Il vulcano Etna era conosciuto nell'età greco-romana come Aetna, nome che venne attribuito anche alla città di Catania, derivante forse dalla parola greca aitho (bruciare). Gli Arabi chiamavano la montagna Jabal al-burkān o Jabal Aṭma Ṣiqilliyya (vulcano o montagna somma della Sicilia); questo nome fu più tardi mutato in Mons Gibel , e, successivamente, nel Medioevo, in Mongibello, in siciliano  a muntagna. Oggi il nome Mongibello indica la parte sommitale dell'Etna: l'area dei due crateri centrali, i crateri sud-est e nord-est.
La leggenda narra che Encelado, fratello maggiore dei giganti, decise un giorno di compiere la scalata al cielo per togliere il potere a Giove e comandare in sua vece.
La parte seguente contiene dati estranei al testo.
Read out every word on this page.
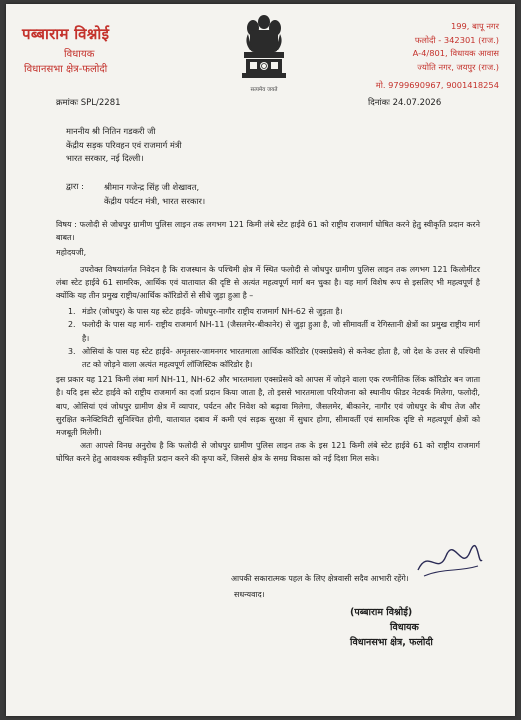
पब्बाराम विश्नोई
विधायक
विधानसभा क्षेत्र-फलोदी
सत्यमेव जयते
199, बापू नगर
फलोदी - 342301 (राज.)
A-4/801, विधायक आवास
ज्योति नगर, जयपुर (राज.)
मो. 9799690967, 9001418254
क्रमांकः SPL/2281	दिनांकः 24.07.2026
माननीय श्री नितिन गडकरी जी
केंद्रीय सड़क परिवहन एवं राजमार्ग मंत्री
भारत सरकार, नई दिल्ली।
द्वारा : श्रीमान गजेन्द्र सिंह जी शेखावत,
केंद्रीय पर्यटन मंत्री, भारत सरकार।

विषय : फलोदी से जोधपुर ग्रामीण पुलिस लाइन तक लगभग 121 किमी लंबे स्टेट हाईवे 61 को राष्ट्रीय राजमार्ग घोषित करने हेतु स्वीकृति प्रदान करने बाबत।

महोदयजी,

उपरोक्त विषयांतर्गत निवेदन है कि राजस्थान के पश्चिमी क्षेत्र में स्थित फलोदी से जोधपुर ग्रामीण पुलिस लाइन तक लगभग 121 किलोमीटर लंबा स्टेट हाईवे 61 सामरिक, आर्थिक एवं यातायात की दृष्टि से अत्यंत महत्वपूर्ण मार्ग बन चुका है। यह मार्ग विशेष रूप से इसलिए भी महत्वपूर्ण है क्योंकि यह तीन प्रमुख राष्ट्रीय/आर्थिक कॉरिडोरों से सीधे जुड़ा हुआ है –

1. मंडोर (जोधपुर) के पास यह स्टेट हाईवे- जोधपुर-नागौर राष्ट्रीय राजमार्ग NH-62 से जुड़ता है।
2. फलोदी के पास यह मार्ग- राष्ट्रीय राजमार्ग NH-11 (जैसलमेर-बीकानेर) से जुड़ा हुआ है, जो सीमावर्ती व रेगिस्तानी क्षेत्रों का प्रमुख राष्ट्रीय मार्ग है।
3. ओसियां के पास यह स्टेट हाईवे- अमृतसर-जामनगर भारतमाला आर्थिक कॉरिडोर (एक्सप्रेसवे) से कनेक्ट होता है, जो देश के उत्तर से पश्चिमी तट को जोड़ने वाला अत्यंत महत्वपूर्ण लॉजिस्टिक कॉरिडोर है।

इस प्रकार यह 121 किमी लंबा मार्ग NH-11, NH-62 और भारतमाला एक्सप्रेसवे को आपस में जोड़ने वाला एक रणनीतिक लिंक कॉरिडोर बन जाता है। यदि इस स्टेट हाईवे को राष्ट्रीय राजमार्ग का दर्जा प्रदान किया जाता है, तो इससे भारतमाला परियोजना को स्थानीय फीडर नेटवर्क मिलेगा, फलोदी, बाप, ओसियां एवं जोधपुर ग्रामीण क्षेत्र में व्यापार, पर्यटन और निवेश को बढ़ावा मिलेगा, जैसलमेर, बीकानेर, नागौर एवं जोधपुर के बीच तेज और सुरक्षित कनेक्टिविटी सुनिश्चित होगी, यातायात दबाव में कमी एवं सड़क सुरक्षा में सुधार होगा, सीमावर्ती एवं सामरिक दृष्टि से महत्वपूर्ण क्षेत्रों को मजबूती मिलेगी।

अतः आपसे विनम्र अनुरोध है कि फलोदी से जोधपुर ग्रामीण पुलिस लाइन तक के इस 121 किमी लंबे स्टेट हाईवे 61 को राष्ट्रीय राजमार्ग घोषित करने हेतु आवश्यक स्वीकृति प्रदान करने की कृपा करें, जिससे क्षेत्र के समग्र विकास को नई दिशा मिल सके।

आपकी सकारात्मक पहल के लिए क्षेत्रवासी सदैव आभारी रहेंगे।
सधन्यवाद।
(पब्बाराम विश्नोई)
विधायक
विधानसभा क्षेत्र, फलोदी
 Quando Encelado si arrabbiava, buttava fuori dalla bocca scintille di fuoco, e i giganti minori, che lo temevano e non contrastavano il suo volere, gli obbedirono e si misero subito al lavoro. Per aiutarlo a salire al cielo posero uno sull'altro i cucuzzoli dei monti più alti.
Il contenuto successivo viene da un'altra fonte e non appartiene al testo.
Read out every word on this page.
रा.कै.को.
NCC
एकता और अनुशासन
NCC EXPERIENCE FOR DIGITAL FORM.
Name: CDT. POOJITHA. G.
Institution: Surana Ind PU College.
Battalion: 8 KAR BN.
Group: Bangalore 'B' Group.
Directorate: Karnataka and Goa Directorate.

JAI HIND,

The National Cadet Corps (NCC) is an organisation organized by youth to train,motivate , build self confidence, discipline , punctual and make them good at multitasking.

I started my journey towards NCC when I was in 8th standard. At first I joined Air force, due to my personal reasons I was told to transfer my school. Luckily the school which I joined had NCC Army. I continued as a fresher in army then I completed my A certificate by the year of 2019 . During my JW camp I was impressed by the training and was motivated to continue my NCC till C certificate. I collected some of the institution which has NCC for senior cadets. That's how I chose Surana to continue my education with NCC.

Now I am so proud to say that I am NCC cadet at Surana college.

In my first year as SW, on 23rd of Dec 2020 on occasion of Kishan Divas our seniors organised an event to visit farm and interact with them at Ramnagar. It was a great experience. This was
Quando arrivarono al trono di Giove, quest’ultimo scagliò con la sua possente mano un fulmine che infiammò il cielo e raggiunse i giganti accecandoli e rovesciandoli a terra violentemente. Con un altro fulmine, Giove colpì il cumulo delle montagne che rotolarono di qua e di là schiacciando i corpi dei ribelli.
Encelado, ancora vivo, restò sepolto sotto l'Etna, ma non poteva muoversi, né riusciva a scuotere la montagna che gli stava sopra: aveva di colpo perduto la sua forza e sentì ardere nel petto la sua furia repressa. Cominciò a buttare fuori dalla bocca fiamme, faville, fumo e brace, che salirono fino al cucuzzolo dell'Etna, da cui uscirono emettendo un rombo violentissimo. Ma la rabbia del gigante, rimasto immobile sotto la montagna, non si è ancora placata e di tanto in tanto esplode emettendo colate di fuoco.
La tradizione narra anche di quando l'Etna eruttò nel 252, un anno dopo il martirio di Sant'Agata, il popolo di Catania prese il velo rosso della Santa, rimasto intatto dalle fiamme del suo martirio, e ne invocò il nome. A seguito di ciò l'eruzione finì!